The Montreal-based miner said Friday that the investment company Weather Investments II, owned by Naguib Sawiris, founder of Orascom Telecom Holding, has offered $3.50 per share in cash for La Mancha.
The offer was a 55.6 per cent premium to the company’s closing price Thursday on the Toronto Stock Exchange.
After the offer was announced, La Mancha’s shares jumped $1.18 to $3.43, still slightly lower than the offer price.
“While offering a significant premium to our shareholders, this transaction will enable the La Mancha team to pursue the development of its projects with its partners in Sudan, Côte d’Ivoire and Australia with the support of a strong financial partner,” said Dominique Delorme, president and CEO of La Mancha.
“We are delighted by the show of confidence expressed by Weather II through this transaction and are looking forward to put our operating and development expertise at their service”.
La Mancha announced in March that it had formed a special committee of independent directors to conduct an auction seeking acquisition proposals.
La Mancha’s board has unanimously agreed to recommend the offer to shareholders.
The company has two gold mines in Africa and two more in Australia.
Egypt’s Sawiris family also has interests in the telecom, construction and fertilizers, cement, real estate and hotel development industries. Orascom holds a substantial stake in Canadian wireless firm Wind Mobile.
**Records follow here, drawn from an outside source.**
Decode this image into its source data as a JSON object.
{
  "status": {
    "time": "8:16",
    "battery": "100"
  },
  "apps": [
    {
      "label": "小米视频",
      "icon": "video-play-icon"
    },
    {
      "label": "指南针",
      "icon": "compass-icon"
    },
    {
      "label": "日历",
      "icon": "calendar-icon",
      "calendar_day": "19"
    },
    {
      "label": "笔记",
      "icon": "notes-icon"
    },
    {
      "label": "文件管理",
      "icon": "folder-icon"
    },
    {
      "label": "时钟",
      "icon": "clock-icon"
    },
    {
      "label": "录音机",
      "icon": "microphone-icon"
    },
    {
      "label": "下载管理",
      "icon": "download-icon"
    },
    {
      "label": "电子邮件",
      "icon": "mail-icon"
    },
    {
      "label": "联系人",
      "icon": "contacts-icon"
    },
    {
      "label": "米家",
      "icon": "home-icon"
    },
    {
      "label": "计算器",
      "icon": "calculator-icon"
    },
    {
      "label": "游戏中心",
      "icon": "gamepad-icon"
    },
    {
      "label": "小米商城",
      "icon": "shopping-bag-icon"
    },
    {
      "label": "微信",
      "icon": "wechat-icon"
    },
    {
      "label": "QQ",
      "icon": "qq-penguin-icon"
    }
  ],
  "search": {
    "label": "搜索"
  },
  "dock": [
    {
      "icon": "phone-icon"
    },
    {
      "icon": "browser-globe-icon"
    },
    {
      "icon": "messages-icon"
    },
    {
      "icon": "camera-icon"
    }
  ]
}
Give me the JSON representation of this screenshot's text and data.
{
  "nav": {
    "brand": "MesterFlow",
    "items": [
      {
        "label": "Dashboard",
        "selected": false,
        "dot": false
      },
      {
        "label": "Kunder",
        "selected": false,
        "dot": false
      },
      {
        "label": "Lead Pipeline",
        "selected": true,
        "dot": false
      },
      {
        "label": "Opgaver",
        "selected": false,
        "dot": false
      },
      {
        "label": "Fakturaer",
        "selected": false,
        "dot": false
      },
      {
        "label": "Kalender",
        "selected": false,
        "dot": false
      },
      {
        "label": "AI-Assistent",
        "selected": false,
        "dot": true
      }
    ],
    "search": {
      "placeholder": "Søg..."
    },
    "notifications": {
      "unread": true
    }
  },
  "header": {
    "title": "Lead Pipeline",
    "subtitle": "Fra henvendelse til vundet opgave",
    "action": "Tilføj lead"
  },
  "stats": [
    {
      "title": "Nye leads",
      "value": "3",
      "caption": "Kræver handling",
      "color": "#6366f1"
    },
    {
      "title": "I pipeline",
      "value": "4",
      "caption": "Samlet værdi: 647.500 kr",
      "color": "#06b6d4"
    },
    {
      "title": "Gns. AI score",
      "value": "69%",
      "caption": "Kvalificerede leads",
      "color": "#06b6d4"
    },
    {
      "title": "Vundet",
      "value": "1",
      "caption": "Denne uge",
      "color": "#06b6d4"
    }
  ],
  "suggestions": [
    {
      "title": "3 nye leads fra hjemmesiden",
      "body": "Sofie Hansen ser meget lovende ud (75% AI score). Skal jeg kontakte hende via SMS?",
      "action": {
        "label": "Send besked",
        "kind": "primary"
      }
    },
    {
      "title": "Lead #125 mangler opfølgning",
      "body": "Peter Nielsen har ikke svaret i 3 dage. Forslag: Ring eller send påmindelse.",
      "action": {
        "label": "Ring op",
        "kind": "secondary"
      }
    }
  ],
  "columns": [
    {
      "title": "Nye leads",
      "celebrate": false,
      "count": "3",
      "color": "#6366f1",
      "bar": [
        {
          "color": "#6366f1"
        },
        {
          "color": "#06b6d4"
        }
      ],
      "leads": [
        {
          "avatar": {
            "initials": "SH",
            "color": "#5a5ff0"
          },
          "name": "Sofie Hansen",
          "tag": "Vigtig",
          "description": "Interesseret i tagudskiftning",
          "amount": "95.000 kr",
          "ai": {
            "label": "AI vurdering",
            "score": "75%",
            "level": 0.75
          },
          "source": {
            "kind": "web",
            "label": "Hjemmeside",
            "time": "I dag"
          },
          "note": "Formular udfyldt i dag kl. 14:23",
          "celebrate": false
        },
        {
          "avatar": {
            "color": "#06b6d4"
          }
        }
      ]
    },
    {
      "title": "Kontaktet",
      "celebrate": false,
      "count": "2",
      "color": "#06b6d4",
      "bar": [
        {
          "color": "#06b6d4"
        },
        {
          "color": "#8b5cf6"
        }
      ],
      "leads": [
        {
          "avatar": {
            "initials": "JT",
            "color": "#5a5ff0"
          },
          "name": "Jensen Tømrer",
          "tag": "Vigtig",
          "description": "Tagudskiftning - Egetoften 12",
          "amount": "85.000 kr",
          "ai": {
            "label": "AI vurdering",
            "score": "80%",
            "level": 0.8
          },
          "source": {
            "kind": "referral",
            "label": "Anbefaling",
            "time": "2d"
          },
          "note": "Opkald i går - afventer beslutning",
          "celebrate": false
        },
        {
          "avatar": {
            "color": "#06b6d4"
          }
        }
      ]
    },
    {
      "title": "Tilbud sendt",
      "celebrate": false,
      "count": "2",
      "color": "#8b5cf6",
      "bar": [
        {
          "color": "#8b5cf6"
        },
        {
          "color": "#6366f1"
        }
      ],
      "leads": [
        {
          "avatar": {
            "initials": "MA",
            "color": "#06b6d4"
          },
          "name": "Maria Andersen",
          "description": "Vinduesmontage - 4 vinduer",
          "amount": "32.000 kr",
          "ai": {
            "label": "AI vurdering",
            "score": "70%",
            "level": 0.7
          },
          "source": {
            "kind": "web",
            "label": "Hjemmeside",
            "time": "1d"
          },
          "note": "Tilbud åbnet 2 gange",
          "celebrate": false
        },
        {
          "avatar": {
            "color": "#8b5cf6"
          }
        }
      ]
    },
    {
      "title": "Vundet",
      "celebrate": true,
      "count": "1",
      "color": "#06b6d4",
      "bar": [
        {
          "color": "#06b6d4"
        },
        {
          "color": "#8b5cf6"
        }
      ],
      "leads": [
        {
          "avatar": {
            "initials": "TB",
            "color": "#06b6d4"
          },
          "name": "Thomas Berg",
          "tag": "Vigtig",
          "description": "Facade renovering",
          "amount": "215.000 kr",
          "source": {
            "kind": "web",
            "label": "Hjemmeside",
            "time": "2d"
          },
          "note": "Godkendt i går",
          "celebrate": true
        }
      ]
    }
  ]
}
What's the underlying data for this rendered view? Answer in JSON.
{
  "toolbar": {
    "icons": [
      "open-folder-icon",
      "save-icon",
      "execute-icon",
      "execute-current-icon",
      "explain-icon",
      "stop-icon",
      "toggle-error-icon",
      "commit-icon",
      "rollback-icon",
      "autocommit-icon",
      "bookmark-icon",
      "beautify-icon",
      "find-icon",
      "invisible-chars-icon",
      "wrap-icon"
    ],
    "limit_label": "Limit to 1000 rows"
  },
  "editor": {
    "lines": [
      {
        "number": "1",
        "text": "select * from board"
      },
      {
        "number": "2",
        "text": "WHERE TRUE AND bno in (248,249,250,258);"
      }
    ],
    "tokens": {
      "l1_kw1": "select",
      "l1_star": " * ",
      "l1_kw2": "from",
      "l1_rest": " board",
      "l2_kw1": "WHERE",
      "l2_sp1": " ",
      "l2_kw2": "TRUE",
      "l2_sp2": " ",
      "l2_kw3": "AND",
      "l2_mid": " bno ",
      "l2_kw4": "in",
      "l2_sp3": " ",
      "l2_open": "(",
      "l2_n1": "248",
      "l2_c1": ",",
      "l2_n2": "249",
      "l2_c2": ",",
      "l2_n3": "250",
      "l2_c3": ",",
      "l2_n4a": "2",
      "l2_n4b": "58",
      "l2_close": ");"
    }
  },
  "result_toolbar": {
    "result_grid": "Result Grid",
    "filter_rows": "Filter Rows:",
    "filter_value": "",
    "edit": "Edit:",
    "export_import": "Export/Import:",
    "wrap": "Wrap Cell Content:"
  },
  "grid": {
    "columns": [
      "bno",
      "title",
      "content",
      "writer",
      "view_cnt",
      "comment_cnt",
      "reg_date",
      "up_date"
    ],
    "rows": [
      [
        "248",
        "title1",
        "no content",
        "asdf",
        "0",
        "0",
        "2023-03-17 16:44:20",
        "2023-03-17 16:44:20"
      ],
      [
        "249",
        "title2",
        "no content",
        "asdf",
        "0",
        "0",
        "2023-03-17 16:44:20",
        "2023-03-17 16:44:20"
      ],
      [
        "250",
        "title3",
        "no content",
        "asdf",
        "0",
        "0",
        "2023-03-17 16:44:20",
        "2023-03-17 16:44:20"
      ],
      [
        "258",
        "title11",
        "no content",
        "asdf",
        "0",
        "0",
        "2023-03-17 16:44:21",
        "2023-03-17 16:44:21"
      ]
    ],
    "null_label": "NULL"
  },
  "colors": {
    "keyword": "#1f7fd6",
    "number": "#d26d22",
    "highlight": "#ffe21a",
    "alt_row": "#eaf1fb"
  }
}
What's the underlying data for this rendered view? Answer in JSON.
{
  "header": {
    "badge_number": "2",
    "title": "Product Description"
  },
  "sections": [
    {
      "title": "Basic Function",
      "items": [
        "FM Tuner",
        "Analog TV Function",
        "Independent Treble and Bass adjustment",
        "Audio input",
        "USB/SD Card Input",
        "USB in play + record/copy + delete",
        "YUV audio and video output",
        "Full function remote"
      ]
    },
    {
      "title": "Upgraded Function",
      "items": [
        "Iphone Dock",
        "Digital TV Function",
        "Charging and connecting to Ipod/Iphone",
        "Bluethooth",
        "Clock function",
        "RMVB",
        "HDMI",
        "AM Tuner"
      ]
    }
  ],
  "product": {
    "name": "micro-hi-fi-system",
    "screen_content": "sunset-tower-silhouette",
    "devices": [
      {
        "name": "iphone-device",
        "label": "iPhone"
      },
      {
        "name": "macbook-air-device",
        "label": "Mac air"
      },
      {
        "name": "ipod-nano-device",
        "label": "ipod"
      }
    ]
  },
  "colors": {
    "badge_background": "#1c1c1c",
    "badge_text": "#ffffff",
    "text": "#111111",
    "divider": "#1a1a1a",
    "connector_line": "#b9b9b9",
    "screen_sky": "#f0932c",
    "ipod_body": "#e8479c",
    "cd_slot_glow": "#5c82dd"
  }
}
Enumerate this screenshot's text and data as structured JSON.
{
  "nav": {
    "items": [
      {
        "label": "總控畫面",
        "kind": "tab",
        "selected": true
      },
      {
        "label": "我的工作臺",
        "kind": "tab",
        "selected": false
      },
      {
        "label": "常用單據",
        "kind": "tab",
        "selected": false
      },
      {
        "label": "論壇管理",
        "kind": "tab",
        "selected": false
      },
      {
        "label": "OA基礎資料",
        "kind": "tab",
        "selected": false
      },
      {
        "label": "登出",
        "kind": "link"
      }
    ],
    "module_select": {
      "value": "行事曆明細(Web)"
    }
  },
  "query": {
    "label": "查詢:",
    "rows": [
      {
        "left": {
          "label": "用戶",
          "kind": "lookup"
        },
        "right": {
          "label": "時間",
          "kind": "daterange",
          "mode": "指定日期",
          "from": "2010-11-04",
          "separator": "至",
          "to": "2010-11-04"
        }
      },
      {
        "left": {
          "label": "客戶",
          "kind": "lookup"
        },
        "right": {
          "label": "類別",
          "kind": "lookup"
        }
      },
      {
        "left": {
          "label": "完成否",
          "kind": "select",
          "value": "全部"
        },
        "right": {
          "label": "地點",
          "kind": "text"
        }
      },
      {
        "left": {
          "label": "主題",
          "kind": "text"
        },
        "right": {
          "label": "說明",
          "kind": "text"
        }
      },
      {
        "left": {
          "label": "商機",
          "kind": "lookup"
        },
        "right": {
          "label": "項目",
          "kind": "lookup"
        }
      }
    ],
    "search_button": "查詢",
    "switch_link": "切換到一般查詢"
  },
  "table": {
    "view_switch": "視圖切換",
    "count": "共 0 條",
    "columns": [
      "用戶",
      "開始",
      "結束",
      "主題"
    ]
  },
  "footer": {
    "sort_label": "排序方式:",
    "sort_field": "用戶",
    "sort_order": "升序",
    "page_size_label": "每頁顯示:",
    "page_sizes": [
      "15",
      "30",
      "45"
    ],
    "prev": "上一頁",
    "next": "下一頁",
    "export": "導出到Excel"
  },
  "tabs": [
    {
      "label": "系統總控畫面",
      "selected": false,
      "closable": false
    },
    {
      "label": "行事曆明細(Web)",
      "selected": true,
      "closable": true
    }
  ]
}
Mr. Sawiris, chairman and CEO of Weather II, said La Mancha is an extremely attractive company with a geographically diverse portfolio with exposure to growth and development-stage projects.
“We look forward to working with the strong management team to realize the full potential of the company going forward.”
La Mancha’s largest shareholder, Compagnie Française de Mines et Metaux, which requested the auction the process, said it plans to tender all of its shares to Weather, representing 62.8 per cent of outstanding shares.
Under a lock-up agreement the shareholder cannot tender its shares to a competitor.
La Mancha cannot solicit other offers other offers under terms of the deal and would face a break fee of $15-million if the acquisition isn’t completed.